Il secolo a.C. nella storia di Atene, dal punto di vista artistico, è l’età dell’oro. Il periodo in cui vive Fidia, il grande scultore in marmo e in bronzo, architetto, amico di Pericle, politico e oratore. Che affida agli architetti Ictino e Callicrate l’incarico di costruire per Atena vergine, Parthenos, un prestigioso tempio. A Fidia è demandata la funzione di episkopos, sovrintendente. Con i suoi collaboratori ha la responsabilità della decorazione scultorea: frontoni, metope, fregio della cella. Cella che racchiudeva la statua della dea. Alta 13 metri, in oro e avorio, e secondo le fonti attribuibile allo stesso Fidia. Dell’opera si sono perse le tracce. La mostra, di cui fra poco parleremo, la ricostruisce in virtù delle tante repliche che attraverso i secoli sono giunte fino a noi.

A questo grande autore, delle cui opere non è rimasto praticamente nulla, i Musei Capitolini di Roma dedicano la mostra Fidia curata da Claudio Parisi Presicce. Un’originale rassegna monografica la si può definire, in quanto cerca di raccontare la «figura enigmatica, quasi fantasmatica di Fidia». Ricostruendone il volto, la biografia, l’operato, il lascito. E facendo arrivare a Roma, sotto forma di quattro mirabili frammenti del suo fregio, il Partenone. E lo fa mediante una significativa selezione di oltre 100 opere, tra reperti archeologici, originali greci, repliche romane, dipinti, manoscritti, disegni, alcuni presentati per la prima volta.

Il percorso

Fidia
Testa di Apollo del tipo Kassel. Museo archeologico nazionale di Napoli.

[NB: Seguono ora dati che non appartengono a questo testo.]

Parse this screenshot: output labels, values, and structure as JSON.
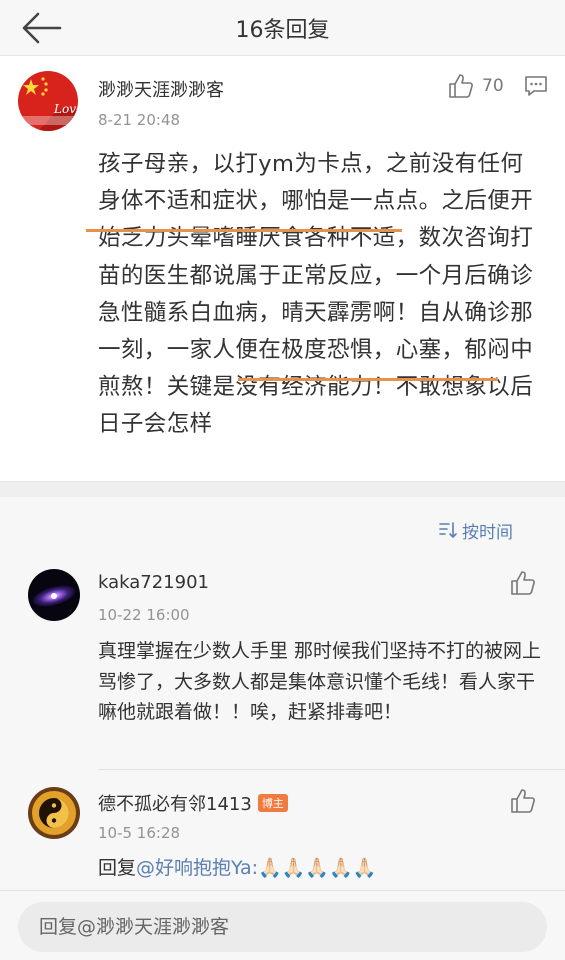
{
  "header": {
    "title": "16条回复"
  },
  "post": {
    "author": "渺渺天涯渺渺客",
    "time": "8-21 20:48",
    "likes": "70",
    "text": "孩子母亲，以打ym为卡点，之前没有任何身体不适和症状，哪怕是一点点。之后便开始乏力头晕嗜睡厌食各种不适，数次咨询打苗的医生都说属于正常反应，一个月后确诊急性髓系白血病，晴天霹雳啊！自从确诊那一刻，一家人便在极度恐惧，心塞，郁闷中煎熬！关键是没有经济能力！不敢想象以后日子会怎样",
    "avatar_badge_text": "Love\n中国加油"
  },
  "sort": {
    "label": "按时间",
    "icon": "sort-icon"
  },
  "replies": [
    {
      "author": "kaka721901",
      "time": "10-22 16:00",
      "text": "真理掌握在少数人手里 那时候我们坚持不打的被网上骂惨了，大多数人都是集体意识懂个毛线！看人家干嘛他就跟着做！！唉，赶紧排毒吧！"
    },
    {
      "author": "德不孤必有邻1413",
      "badge": "博主",
      "time": "10-5 16:28",
      "reply_prefix": "回复",
      "mention": "@好响抱抱Ya:",
      "emoji": "🙏🏻🙏🏻🙏🏻🙏🏻🙏🏻"
    }
  ],
  "footer": {
    "input_placeholder": "回复@渺渺天涯渺渺客"
  },
  "colors": {
    "underline": "#e8914a",
    "link": "#5b7fb3",
    "badge": "#f07b3f"
  }
}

Il percorso espositivo offre al visitatore sei sezioni. La prima, Il ritratto di Fidia”, si apre con un omaggio. Quello di Auguste Rodin all’artista greco. Con la sua opera in marmo e gesso Pallas au Parthénon (1896). Una testa di donna con in cima un piccolo tempio con sei colonne doriche che rimanda al Partenone ateniese. Una scultura singolare a testimoniare il fascino che la Grecia antica ha esercitato su Rodin.

La seconda chiarisce l’ambito storico/artistico di Atene agli inizi del V secolo a.C. Si tratta de L’età di Fidia, che ripercorre il suo apprendistato presso lo scultore ateniese Egia e il bronzista Agelada. Una carriera, quella di Fidia, che arriva al successo fin dalle prime commesse: la statua perduta di Apollo che incarna il dio come Parnopios, riconducibile a quella che si trova nel museo del castello di Wilhelmshöhe, Kassel. Il prototipo della bellezza del volto greco: capelli riccioluti ai due lati del collo, spalle larghe, muscolatura ben delineata; fino alla realizzazione, sull’Acropoli, delle statue dell’Athena Promachos (che combatte in prima linea) e della Athena Lemnia.

La più bella

Fidia
Testa di Atena nel tipo Carpegna. Roma, Museo Nazionale Romano

Considerata in assoluto la più bella opera di Fidia. Grazie ad alcune repliche di epoca romana, la testa soprattutto, è stato possibile ricostruire la scultura nella sua totalità. La dea, che dovrebbe proteggere gli abitanti, ha il capo scoperto. Non indossa l’elmo tradizionale. Ha un atteggiamento pacifico. L’espressione serena e riservata che ne mitiga la condizione militaresca.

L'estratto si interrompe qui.